After a couple heart to heart chats with with two good friends, I decided what I needed to do, was to let jb know that not only had I been thinking about all this before the letter, but that many of those dormant complicated feelings had resurfaced. It was only fair. Also to let her know that I wasn't sure what we should do. It seems strange to get engaged after so many years...and redundant to get married. Yet, that's what I wanted. I didn't want anything over the top, or extravagant...but I wanted her to ask me, and I wanted to stand before our friends and family to declare our love and commitment. I acknowledged that she was in an impossible place. I know she was probably dealing with her own feelings about putting her heart on the line again (even though there's a pretty good chance I was gonna say yes...), and let's face it, jb gets nervous about ordering a sandwich...this must have been beyond daunting. Still, I wanted a chance to get it right this time. (Says the girl that just has to sit back and be asked.)

So, I had lobbed the (very unfair) ball into jb's court - and jb delivered. The third, and final proposal happened on Easter Sunday. After we presented the kids with their basket, jb said she had a basket for me. It consisted of potted fire tulips (ones that are orange/red/yellow -my favorite since forever), my favorite chocolate, dried pineapple (throwback to when we first met), and a tiny box with a beautiful ring the color of jb's eyes. jb got on one knee and was sweet and adorably flustered as she asked me to marry her, and I said "or course." Perfectly sweet and simple.

This one stuck. It's a good thing, too, because we had to get down to business. You can't fool around with losing your health insurance when you have two kids - so as soon as we got back to Philly we went down to City Hall to apply for a self-uniting marriage license. Then, on Monday we went to brunch with our two chosen witnesses (my mother, and jb's brother daniel), filled out the paperwork, kissed and shared a meal.

So we are legally married. We've been married in our hearts for a long time. And... I think we will also have a low key ceremony to get married in the wedding sense. With so many proposals, it only makes sense to match with so many stages of getting married.

I'm happy to finally be married to my true love. I'm grateful jb wants me as a wife. I'm grateful she was willing to risk asking me again. And I'm so glad I get to choose her now and always.

Monday, April 6, 2015

New Beginnings

I love springtime.  The sun shines and flowers bloom and the world is bursting with promise and possibilities.
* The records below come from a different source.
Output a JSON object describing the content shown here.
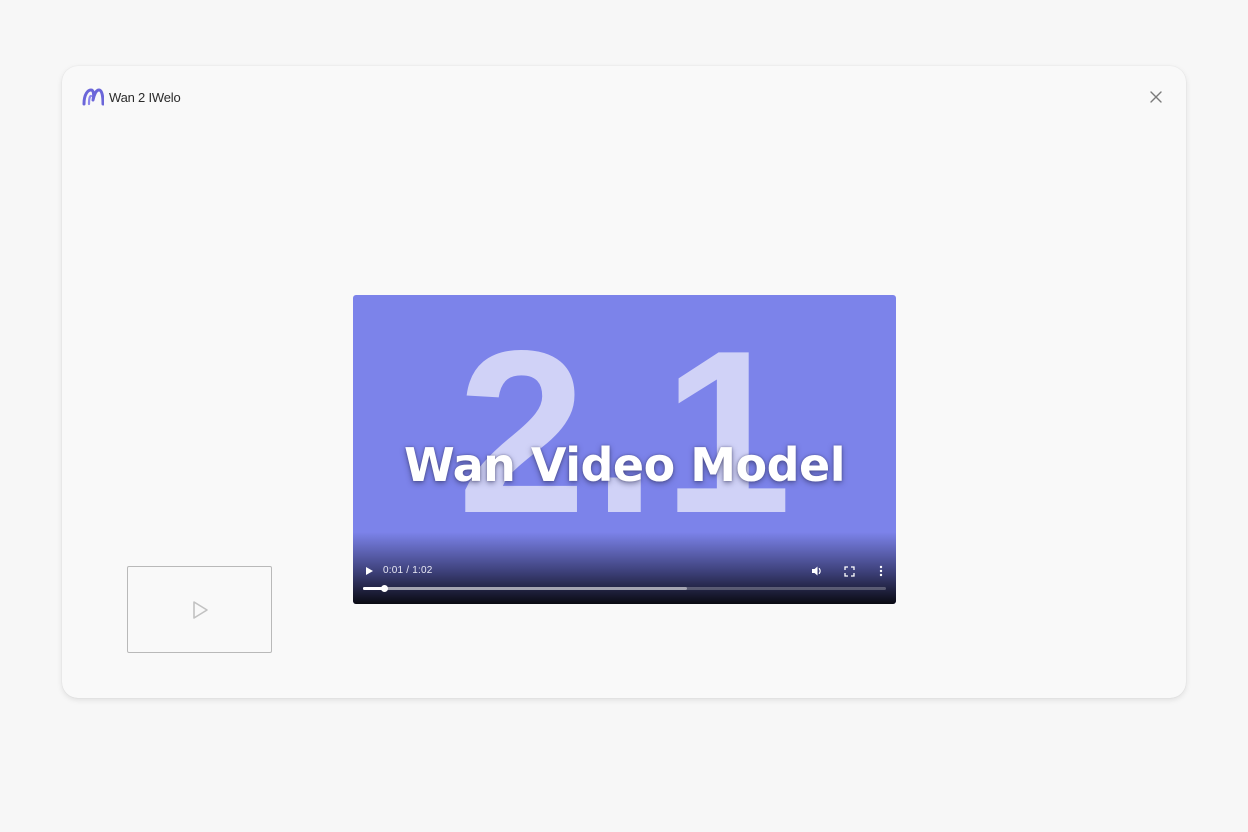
{
  "window": {
    "brand_name": "Wan 2 IWelo",
    "brand_color": "#6b66d9",
    "logo_icon": "wan-logo-icon",
    "close_icon": "close-icon"
  },
  "player": {
    "background_color": "#7c83ea",
    "big_number": "2.1",
    "title": "Wan Video Model",
    "time_display": "0:01 / 1:02",
    "progress_played_fraction": 0.04,
    "progress_buffered_fraction": 0.62,
    "controls": {
      "play_icon": "play-icon",
      "volume_icon": "volume-icon",
      "fullscreen_icon": "fullscreen-icon",
      "more_icon": "more-vertical-icon"
    }
  },
  "thumbnail": {
    "icon": "play-outline-icon"
  }
}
It's especially nice after a long, cold, hard, sad winter. We went to Pittsburgh for Easter and it was the first time I've been home since my father passed. It was strange to arrive at my childhood home without him to receive us and I had several waves of grief,  but things began to feel more normal after a few days. That is of course until it was time for us to leave, because my dad always liked to try to talk us into staying a few more hours/days/weeks as we were packing up.
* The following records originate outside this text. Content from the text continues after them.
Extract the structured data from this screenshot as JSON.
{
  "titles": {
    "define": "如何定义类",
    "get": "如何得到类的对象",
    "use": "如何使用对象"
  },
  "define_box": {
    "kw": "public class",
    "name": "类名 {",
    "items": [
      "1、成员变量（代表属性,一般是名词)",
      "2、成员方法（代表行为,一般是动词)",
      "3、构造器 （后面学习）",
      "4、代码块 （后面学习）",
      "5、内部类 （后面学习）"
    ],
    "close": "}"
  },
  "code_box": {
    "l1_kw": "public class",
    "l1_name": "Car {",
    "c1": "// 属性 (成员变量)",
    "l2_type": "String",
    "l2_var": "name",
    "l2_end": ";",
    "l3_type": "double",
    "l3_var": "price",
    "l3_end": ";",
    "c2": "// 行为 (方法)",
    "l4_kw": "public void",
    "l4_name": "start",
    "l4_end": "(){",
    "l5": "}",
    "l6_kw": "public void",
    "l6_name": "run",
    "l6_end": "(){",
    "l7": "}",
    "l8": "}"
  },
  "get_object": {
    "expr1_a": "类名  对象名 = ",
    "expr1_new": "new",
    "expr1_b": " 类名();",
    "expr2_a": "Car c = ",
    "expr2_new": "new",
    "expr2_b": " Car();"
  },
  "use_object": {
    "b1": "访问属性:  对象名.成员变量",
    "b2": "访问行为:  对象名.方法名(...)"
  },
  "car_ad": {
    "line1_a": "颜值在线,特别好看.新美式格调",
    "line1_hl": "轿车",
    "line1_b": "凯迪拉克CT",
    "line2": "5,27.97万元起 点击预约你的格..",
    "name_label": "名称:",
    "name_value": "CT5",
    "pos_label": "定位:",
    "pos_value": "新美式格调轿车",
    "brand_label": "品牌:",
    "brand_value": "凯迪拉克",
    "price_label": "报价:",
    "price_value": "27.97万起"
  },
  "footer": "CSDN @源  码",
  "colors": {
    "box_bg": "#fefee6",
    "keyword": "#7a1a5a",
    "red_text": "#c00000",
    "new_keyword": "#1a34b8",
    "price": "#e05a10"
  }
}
Still, despite his absence, we had a wonderful visit and a delightful Easter.  We dyed eggs, made bunny crafts, and donned our spring colors. We ate quiche, potato salad, kielbasa, and chocolate. We hunted for plastic eggs, and we spent time with friends and family.

Also? My true love, whom I have shared my life with for fourteen years, asked me to wed. It was sweet and lovely, just like my love and I naturally said yes. 

Life goes on, and it is still beautiful, even after loss. I wish my dad could be here...I wish he could walk me down the aisle. I know he'd be happy. I am happy. And I'm looking toward the future with an open heart.